This is The Internet Report, where we analyze recent outages and trends across the Internet, through the lens of ThousandEyes Internet and Cloud Intelligence. I’ll be here every other week, sharing the latest outage numbers and highlighting a few interesting outages. As always, you can read the full analysis below or tune in to the podcast for firsthand commentary.
Internet Outages & Trends
During high-traffic seasons like Black Friday or the launch of a much-anticipated product, maintaining quality digital experiences for customers is critical. We’ve all heard stories of websites that crashed during a major sale—leaving online shoppers unable to make their purchases. To avoid a complete breakdown like this, companies sometimes use various traffic management strategies, like digital waiting rooms, during high-traffic periods.
Replicating an approach that physical stores sometimes use to limit foot traffic during busy periods, digital waiting rooms have shoppers bide their time in a virtual waiting space before being admitted to the site. This reduces the amount of traffic the site has to support at any one time, and it allows a gradual ramp to hopefully avoid overloading any infrastructure components involved.
This approach has both pros and cons. On the one hand, some users’ experiences may be less immediate than they’d expected. However, in the end, they’re still able to complete their purchase, rather than being confronted by a totally broken process. And a slower experience for some hopefully maximizes the number of people able to have a positive experience throughout, instead of the process being fully stalled for everyone.
Online ticketing platforms offer a prime example of virtual waiting rooms and other traffic management strategies in action. Ticketing websites can see enormous fluctuations in traffic levels, depending on the events they are selling tickets for. During the recent Oasis reunion tour ticket sales, ThousandEyes observed different approaches to managing the traffic between various ticketing platforms, illustrating the tradeoffs ITOps teams have to make as they try to maintain the best possible digital experience for as many users as possible during high-traffic seasons.
And it wasn’t just ticketing platforms that had to deal with anomalous traffic patterns in recent weeks. Users experienced issues accessing Microsoft’s cloud services when attempting to route traffic over AT&T peering infrastructure, while a route leak, performance incident, and even a fire also caused problems for ISPs, cloud-based application makers, and cloud service providers, respectively.

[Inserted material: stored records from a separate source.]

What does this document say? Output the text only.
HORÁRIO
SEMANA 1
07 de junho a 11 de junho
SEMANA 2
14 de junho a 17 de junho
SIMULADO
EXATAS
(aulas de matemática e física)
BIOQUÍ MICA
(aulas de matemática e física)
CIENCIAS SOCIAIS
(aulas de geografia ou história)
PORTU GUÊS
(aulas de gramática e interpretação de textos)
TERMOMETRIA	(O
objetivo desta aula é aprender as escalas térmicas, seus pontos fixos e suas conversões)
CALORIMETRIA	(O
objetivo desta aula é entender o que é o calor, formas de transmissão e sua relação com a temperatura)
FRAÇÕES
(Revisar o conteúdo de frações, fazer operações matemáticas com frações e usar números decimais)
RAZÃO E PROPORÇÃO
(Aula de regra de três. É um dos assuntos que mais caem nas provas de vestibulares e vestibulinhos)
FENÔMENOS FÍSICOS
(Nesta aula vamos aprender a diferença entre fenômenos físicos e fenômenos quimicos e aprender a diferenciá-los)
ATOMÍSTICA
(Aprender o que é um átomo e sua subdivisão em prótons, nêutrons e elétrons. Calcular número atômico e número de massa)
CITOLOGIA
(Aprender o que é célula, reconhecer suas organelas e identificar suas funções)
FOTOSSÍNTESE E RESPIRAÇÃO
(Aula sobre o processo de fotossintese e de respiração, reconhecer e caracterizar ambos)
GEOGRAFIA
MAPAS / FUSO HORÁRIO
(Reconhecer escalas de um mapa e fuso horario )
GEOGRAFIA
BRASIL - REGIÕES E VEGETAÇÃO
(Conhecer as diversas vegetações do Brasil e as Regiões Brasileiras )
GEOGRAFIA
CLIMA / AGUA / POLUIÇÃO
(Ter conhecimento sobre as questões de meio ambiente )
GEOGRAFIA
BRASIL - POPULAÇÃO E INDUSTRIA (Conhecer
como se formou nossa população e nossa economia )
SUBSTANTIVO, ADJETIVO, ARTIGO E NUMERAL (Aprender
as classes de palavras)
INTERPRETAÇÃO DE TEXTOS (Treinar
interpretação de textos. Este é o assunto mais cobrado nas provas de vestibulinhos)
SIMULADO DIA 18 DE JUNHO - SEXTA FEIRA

Read on to learn about all these disruptions, as well as current traffic management strategies, or use the links below to jump to the sections that most interest you:
Oasis Reunion Ticket Issues
For many events, ticket demand sometimes outstrips supply so technical traffic management techniques are used to triage the sudden influx of would-be purchasers. Like other eagerly-anticipated shows before it, online ticket sales for the Oasis reunion tour were likely going to trigger some of these traffic mechanisms. What was interesting is how each of the ticket-selling platforms employed traffic management techniques and processes to control the flow of traffic through their systems.

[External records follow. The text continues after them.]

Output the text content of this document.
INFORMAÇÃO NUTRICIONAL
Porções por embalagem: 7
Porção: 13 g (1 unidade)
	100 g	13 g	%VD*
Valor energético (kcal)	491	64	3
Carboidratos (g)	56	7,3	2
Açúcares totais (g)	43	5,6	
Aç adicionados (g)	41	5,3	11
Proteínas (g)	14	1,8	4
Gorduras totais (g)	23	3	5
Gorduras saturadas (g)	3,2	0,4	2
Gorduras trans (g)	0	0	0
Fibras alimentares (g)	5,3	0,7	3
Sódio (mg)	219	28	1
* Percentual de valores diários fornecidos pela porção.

ThousandEyes observed load building up long before the official ticket sales opening at 8:00 AM (UTC) / 9:00 AM (BST) on August 31, which manifested as an increase in response times across all ticket agencies from around 6:45 AM (UTC).

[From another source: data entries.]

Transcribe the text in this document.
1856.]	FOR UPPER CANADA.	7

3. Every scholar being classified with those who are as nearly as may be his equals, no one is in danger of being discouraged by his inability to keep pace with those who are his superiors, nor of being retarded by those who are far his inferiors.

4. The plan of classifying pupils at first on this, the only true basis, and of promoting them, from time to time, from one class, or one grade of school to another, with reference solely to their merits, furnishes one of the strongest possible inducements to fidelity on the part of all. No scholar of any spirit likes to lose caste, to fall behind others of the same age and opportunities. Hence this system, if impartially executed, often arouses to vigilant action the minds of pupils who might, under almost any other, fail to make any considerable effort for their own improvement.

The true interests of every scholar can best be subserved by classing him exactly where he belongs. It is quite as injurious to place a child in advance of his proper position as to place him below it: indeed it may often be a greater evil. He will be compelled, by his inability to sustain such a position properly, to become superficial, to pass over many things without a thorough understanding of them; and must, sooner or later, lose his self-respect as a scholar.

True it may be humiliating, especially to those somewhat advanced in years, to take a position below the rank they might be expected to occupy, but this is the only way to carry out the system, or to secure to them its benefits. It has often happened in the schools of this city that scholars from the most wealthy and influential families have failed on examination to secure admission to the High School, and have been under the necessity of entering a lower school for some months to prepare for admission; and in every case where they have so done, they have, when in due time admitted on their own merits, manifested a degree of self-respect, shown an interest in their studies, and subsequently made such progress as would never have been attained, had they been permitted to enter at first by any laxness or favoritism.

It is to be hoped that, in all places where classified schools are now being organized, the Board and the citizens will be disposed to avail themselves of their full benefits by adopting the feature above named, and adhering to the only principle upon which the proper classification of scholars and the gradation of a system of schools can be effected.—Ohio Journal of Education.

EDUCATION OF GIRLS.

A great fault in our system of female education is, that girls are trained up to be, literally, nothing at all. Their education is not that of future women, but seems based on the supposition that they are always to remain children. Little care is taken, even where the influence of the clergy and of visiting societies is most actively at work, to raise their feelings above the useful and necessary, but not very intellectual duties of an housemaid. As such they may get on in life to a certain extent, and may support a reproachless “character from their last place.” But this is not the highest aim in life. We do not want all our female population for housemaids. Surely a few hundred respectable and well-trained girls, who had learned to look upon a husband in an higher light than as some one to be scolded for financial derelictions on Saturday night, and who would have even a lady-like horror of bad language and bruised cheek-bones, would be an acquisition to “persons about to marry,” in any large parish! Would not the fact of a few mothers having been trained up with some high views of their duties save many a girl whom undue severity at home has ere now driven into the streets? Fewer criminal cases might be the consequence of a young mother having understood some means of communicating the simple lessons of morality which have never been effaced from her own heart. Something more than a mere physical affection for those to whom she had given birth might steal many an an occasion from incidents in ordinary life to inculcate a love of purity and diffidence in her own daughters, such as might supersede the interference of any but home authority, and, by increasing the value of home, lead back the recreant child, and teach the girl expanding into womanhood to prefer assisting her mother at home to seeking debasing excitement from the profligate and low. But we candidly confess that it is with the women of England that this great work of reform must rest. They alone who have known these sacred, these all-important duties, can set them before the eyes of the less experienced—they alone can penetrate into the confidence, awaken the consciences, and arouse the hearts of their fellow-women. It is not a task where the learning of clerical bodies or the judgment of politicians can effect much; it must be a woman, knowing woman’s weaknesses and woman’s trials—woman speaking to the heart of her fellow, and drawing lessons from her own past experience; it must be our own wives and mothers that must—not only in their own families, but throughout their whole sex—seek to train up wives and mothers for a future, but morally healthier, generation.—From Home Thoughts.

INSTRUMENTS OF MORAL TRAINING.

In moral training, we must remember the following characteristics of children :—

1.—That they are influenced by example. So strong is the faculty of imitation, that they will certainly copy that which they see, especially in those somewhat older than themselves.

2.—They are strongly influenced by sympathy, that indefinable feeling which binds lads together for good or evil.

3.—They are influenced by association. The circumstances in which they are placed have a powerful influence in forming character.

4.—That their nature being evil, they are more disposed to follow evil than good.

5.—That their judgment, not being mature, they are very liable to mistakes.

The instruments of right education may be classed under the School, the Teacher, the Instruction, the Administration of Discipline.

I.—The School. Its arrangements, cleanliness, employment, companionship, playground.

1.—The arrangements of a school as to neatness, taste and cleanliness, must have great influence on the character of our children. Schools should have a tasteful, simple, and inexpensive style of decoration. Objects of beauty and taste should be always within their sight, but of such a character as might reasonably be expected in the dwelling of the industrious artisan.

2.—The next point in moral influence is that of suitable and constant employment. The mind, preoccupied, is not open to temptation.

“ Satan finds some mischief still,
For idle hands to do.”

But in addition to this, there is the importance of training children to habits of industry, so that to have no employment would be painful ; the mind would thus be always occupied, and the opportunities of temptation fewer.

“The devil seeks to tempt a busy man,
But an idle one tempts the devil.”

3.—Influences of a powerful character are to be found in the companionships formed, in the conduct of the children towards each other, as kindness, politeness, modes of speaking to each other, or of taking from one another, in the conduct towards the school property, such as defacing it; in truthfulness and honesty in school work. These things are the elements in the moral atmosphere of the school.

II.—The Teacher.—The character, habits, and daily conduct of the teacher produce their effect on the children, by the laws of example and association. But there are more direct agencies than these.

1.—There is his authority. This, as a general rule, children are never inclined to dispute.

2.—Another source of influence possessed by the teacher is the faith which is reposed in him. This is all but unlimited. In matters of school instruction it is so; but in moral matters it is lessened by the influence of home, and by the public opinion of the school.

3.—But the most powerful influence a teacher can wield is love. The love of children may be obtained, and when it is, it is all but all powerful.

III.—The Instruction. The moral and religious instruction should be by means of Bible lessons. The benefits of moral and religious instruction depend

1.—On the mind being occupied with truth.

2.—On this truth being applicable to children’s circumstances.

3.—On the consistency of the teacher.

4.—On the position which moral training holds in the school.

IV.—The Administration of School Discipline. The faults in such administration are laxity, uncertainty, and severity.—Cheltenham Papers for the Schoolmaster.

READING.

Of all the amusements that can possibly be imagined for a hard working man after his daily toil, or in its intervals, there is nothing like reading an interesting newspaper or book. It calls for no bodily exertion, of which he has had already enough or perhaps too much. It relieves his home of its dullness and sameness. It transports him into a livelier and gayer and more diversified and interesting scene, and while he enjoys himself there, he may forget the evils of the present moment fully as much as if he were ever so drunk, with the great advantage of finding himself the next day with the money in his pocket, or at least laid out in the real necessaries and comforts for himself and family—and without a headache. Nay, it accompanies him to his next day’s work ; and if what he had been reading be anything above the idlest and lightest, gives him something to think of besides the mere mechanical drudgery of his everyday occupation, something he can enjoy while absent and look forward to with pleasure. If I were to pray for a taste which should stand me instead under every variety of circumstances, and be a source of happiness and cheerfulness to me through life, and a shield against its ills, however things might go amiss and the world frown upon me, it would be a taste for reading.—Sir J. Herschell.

The official ticketing services selling Oasis tickets—Ticketmaster, See Tickets, and Gigs and Tours—each operate a form of a “digital waiting room” that includes a purchasing queue. See Tickets also appeared to implement rate-limiting measures during the Oasis sale.
When tickets went on sale at 8:00 AM (UTC), ThousandEyes immediately observed some requests returning HTTP 503 service unavailable messages, which coincided with a slight drop in the number of objects that loaded on the page. Around 15 minutes after ticket sales officially opened, ThousandEyes started to see some requests that appeared to have succeeded, rather than timeout or return an error code. This pattern continued through the sale period, with an increase in page load and subsequent wait times, mixed with an occasional timeout.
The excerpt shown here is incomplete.